Selon plusieurs de ses collègues, Simon Ostrovsky est retenu par les séparatistes pro-russes. Personne n’a jusque-là réussi à le localiser et à lui parler. Le site américain pour lequel il travaille, Vice News, indique être en contact avec le département d’Etat américain pour s’assurer de sa sécurité.

Journaliste aguerri, russophone et bon connaisseur de la région, Simon Ostrovsky sillonnait l’Ukraine depuis près d’un mois maintenant, la Crimée puis le Dombaz. Il se trouvait à Slaviansk depuis plusieurs jours.

→ A (RE) LIRE : Joe Biden à Kiev pour soutenir les autorités ukrainiennes

Réaction américaine

A Kiev, le vice-président américain Joe Biden a menacé Moscou de sanctions si elle ne met pas fin aux actions de ses partisans, exigeant également le retrait des troupes russes massées à la frontière. 

La réaction russe  a été immédiate avec l'annonce d'un déclenchement de manoeuvres militaires en mer Caspienne, une région stratégique pour le commerce international des
hydrocarbures, avec de multiples oléoducs et gazoducs.

Sergueï Lavrov, le chef de la diplomatie, renchérit ce mercredi. « Si ses intérêts sont attaqués, la Russie répondra comme en Georgie en 2008 », dit-il. Il a aussi lancé de nouvelles accusations à l'encontre des Etats-Unis, accusés de diriger les actions des autorités de Kiev.
 


Envoi de troupes américaines en Pologne

Washington a annoncé, mardi 22 avril, le déploiement pour des exercices en Pologne et dans les pays baltes de 600 soldats. Ce geste est destiné à montrer son engagement à ses alliés de l'Otan dans un contexte de tension avec la Russie sur l'Ukraine. Cette crise en Urkaine marque l'amorce d'un changement dans la posture de l'Otan dans l'est de l'Europe.

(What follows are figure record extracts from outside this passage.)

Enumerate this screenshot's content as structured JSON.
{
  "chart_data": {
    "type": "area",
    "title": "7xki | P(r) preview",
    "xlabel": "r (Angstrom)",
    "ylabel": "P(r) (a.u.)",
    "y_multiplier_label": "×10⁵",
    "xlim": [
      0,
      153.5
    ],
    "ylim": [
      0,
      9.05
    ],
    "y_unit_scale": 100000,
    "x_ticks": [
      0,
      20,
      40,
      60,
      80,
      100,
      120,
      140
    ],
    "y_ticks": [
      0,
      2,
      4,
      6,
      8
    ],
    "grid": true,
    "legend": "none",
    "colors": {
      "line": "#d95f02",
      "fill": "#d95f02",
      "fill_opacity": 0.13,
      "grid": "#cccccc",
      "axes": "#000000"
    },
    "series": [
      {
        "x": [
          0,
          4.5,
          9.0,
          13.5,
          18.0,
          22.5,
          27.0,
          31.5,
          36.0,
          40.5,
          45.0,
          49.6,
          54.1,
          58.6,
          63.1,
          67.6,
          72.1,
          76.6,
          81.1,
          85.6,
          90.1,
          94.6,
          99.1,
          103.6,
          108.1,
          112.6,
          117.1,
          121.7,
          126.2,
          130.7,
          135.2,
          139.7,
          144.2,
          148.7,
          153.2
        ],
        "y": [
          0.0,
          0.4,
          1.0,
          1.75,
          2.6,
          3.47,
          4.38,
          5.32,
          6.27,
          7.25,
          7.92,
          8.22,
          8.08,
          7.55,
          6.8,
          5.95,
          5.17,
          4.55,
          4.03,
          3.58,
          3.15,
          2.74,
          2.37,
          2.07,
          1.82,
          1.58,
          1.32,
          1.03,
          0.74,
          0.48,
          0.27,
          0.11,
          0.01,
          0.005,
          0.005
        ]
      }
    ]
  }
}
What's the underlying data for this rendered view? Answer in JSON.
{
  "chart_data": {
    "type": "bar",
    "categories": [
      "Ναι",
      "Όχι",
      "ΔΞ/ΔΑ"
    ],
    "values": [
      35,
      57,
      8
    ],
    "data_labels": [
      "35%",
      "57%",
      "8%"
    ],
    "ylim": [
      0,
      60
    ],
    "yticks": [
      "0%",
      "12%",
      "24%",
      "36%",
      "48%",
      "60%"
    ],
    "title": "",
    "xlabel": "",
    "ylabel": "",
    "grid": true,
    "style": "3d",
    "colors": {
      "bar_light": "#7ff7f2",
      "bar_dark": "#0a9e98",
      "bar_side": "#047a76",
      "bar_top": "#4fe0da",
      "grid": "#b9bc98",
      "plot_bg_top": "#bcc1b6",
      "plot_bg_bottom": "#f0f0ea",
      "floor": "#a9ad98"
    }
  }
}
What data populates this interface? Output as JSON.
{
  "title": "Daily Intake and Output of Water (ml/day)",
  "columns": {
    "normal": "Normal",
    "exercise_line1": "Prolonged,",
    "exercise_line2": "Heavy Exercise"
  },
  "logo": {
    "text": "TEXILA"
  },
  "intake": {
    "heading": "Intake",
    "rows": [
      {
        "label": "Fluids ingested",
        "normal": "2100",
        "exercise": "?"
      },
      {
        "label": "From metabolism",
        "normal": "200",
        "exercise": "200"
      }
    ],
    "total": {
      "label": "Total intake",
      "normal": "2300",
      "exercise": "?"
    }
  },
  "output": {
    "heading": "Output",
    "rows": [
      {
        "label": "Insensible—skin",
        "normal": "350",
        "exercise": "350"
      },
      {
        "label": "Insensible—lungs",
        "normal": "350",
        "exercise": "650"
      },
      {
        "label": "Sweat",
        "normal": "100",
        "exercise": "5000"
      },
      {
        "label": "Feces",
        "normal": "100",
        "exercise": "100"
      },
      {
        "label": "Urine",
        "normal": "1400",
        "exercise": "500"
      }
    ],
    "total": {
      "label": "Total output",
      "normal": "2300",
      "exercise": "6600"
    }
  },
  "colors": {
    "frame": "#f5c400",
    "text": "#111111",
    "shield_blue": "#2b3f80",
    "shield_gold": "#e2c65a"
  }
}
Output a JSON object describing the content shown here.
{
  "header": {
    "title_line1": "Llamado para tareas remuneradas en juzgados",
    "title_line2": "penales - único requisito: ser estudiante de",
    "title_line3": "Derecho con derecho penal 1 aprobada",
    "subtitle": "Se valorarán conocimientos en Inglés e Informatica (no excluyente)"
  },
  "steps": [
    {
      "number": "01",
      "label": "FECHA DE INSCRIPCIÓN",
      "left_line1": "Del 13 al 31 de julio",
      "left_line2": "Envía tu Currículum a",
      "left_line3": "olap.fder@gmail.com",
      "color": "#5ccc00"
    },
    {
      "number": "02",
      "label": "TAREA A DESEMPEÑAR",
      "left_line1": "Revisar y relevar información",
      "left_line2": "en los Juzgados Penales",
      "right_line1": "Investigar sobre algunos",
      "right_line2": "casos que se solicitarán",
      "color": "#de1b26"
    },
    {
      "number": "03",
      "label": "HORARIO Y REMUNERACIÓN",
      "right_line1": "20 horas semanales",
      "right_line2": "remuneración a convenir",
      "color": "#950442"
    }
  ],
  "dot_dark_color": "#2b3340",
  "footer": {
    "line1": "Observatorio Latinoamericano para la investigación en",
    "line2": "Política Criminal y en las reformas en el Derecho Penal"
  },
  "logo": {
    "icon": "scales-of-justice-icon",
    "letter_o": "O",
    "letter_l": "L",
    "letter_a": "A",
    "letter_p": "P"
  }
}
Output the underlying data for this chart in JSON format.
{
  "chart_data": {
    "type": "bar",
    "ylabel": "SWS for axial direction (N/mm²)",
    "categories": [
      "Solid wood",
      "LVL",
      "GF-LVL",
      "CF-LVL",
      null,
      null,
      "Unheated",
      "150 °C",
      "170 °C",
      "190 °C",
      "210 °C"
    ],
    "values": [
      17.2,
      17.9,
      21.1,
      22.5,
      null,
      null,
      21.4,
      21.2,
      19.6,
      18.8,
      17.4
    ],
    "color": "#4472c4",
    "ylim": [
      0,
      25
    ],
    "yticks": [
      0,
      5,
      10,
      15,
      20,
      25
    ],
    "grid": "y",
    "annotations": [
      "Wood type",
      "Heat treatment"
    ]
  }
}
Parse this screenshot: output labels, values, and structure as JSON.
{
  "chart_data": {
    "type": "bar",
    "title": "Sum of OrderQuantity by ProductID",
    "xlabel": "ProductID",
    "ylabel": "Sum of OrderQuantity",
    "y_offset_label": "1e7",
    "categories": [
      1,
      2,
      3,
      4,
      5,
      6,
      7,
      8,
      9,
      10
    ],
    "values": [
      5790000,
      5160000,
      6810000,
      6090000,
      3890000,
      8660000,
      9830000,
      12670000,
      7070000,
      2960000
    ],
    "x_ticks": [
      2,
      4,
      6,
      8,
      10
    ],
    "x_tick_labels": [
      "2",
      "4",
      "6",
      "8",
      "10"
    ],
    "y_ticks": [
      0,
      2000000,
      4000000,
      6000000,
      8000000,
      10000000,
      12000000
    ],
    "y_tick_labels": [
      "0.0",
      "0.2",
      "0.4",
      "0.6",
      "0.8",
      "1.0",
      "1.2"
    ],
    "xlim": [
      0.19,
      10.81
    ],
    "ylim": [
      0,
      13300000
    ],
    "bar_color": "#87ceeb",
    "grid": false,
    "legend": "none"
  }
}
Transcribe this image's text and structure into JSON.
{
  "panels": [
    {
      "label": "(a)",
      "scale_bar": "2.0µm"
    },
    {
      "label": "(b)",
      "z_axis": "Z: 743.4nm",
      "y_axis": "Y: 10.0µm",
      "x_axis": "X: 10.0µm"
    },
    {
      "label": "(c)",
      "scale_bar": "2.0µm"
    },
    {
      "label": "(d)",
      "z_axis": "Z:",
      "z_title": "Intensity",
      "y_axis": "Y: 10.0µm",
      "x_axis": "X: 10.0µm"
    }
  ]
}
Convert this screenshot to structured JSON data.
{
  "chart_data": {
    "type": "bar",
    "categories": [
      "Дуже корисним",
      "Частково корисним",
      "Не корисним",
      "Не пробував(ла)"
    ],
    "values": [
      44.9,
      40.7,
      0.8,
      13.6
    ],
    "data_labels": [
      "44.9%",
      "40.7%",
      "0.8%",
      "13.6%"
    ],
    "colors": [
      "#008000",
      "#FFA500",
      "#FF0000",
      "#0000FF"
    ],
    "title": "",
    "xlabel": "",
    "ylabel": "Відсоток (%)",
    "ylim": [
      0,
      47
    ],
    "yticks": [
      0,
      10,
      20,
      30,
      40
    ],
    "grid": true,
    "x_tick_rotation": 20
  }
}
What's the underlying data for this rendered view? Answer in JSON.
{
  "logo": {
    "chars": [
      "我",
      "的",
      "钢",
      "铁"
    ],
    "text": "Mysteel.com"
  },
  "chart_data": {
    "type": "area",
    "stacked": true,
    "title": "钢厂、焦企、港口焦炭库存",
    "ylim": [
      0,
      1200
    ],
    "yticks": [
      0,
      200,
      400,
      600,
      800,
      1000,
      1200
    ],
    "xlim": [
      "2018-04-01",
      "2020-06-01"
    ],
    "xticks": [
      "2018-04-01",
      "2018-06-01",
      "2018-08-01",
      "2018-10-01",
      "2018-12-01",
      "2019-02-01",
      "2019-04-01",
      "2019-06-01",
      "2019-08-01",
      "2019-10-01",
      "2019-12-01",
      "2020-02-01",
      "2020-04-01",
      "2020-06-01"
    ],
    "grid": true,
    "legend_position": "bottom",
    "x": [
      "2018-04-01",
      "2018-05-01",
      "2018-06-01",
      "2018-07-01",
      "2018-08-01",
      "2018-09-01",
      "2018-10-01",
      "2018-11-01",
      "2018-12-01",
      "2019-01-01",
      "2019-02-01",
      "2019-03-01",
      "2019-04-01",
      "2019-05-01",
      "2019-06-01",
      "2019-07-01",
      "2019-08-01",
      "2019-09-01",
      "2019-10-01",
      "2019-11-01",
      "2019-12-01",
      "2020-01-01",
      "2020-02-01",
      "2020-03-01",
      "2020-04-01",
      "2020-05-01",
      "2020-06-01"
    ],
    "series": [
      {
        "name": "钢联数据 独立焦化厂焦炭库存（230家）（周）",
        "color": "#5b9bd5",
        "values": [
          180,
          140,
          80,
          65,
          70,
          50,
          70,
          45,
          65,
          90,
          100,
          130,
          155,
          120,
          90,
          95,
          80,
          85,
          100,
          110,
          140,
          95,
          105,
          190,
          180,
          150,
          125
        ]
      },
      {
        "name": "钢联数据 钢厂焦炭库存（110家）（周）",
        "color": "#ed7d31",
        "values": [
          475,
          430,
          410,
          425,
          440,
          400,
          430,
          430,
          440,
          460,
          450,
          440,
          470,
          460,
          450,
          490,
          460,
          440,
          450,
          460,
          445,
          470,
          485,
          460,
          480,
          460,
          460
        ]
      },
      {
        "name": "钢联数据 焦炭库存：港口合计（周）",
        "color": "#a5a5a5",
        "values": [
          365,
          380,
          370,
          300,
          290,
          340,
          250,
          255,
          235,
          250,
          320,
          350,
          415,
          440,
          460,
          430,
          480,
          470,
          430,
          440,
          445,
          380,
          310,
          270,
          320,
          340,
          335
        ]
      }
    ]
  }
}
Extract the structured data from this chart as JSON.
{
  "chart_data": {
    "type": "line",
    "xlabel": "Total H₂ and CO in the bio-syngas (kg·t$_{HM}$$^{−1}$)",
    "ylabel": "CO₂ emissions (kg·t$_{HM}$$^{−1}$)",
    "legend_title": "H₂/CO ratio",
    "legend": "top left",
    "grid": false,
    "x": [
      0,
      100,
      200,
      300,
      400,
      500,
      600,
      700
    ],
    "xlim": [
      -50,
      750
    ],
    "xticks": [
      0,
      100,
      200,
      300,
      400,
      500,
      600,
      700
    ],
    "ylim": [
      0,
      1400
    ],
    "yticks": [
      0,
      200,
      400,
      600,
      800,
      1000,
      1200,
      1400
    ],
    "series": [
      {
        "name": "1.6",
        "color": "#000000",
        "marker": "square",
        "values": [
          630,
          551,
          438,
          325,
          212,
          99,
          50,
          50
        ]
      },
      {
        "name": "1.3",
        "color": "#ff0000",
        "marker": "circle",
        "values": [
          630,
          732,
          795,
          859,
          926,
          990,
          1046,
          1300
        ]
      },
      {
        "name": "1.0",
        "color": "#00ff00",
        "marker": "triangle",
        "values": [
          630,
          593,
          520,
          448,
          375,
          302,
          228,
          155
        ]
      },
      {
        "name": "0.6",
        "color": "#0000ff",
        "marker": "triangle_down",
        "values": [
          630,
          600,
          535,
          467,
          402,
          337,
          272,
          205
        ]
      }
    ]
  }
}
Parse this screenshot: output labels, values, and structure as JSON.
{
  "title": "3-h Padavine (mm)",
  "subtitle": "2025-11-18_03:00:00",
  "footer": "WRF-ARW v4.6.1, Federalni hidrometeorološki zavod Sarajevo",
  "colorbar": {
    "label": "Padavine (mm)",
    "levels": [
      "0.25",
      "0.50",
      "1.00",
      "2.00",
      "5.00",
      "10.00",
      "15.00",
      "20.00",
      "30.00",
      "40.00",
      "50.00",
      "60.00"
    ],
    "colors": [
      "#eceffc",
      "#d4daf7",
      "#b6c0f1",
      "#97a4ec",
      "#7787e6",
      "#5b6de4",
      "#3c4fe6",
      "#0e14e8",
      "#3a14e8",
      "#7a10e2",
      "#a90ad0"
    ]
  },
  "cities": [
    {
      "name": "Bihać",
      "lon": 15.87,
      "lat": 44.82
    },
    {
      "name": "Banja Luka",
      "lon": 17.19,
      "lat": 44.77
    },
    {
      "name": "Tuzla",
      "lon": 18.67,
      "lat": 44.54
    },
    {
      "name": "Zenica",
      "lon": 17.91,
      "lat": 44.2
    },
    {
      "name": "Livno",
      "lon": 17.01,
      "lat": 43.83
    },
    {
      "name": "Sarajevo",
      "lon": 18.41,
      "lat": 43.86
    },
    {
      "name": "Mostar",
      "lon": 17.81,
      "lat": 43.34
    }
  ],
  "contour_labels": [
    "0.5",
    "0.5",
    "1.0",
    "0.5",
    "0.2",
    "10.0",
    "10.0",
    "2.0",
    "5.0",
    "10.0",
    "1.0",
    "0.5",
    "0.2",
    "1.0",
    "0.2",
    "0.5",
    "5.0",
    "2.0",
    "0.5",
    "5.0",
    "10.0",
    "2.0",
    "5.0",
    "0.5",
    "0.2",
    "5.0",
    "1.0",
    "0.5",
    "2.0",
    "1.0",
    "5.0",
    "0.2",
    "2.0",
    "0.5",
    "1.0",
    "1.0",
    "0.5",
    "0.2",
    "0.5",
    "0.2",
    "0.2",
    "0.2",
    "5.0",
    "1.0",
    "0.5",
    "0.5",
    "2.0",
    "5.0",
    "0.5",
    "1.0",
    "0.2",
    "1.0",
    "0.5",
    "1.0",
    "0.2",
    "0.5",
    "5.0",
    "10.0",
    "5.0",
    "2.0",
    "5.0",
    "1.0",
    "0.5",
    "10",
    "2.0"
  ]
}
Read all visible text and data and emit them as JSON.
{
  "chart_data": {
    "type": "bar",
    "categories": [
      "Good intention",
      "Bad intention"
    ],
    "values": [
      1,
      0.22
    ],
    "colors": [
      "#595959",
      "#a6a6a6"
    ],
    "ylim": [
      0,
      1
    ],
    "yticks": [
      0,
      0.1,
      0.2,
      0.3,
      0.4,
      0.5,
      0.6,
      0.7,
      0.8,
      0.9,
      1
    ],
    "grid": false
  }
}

Si jusqu'alors l'Alliance atlantique s'était refusée à implanter de manière permanente des militaires dans les pays autrefois membres du bloc soviétique, cela afin de ne pas indisposer la Russie, aujourd'hui le Pentagone laisse entendre qu'il pourrait y avoir des rotations de troupes de l'Otan dans la région, des relèves, autrement dit une présence sur le terrain qui s'inscrirait dans la durée, particulièrement en Pologne.

A la lumière de la crise en Ukraine, le Pentagone envisage aussi d'envoyer des troupes dans les pays baltes. « L'invasion des pays baltes par les forces russes », c'était le scénario du dernier exercice d'envergure mené par l'Otan en novembre dernier (nom de code de l'exercice : « Stead Fast Jazz ») qui avait réuni 6 000 hommes en Pologne et en Lettonie.

En novembre dernier, l'Otan s'entraînait en Pologne sur un scénario impliquant une invasion des pays baltes par la Russie.
En novembre dernier, l'Otan s'entraînait en Pologne sur un scénario impliquant une invasion des pays baltes par la Russie. RFI/ Olivier Fourt

L'action du Pentagone

Enfin, le Pentagone souhaite renforcer la réactivité des ces forces armées dans la région, sur terre, en l'air ou sur mer. Cette action se fera dans le cadre de l'Otan ou de manière bilatérale, précise-t-on à Washington. Des chasseurs américains F15C sont déjà en Lituanie depuis début mars, d'autres avions de combat canadiens et français vont arriver prochainement et 5 navires de faible tonnage appartenant à l'Alliance ont mis le cap vers la mer Baltique.

Pendant ce temps, à 3 000 kilomètres de là, la marine russe a déclenché des manoeuvres militaires impromptues impliquant sa flotte de la mer Caspienne, annonce ce mercredi le ministère de la Défense à Moscou. L'exercice durera sept jours et impliquera une dizaine de bâtiments et 400 marins.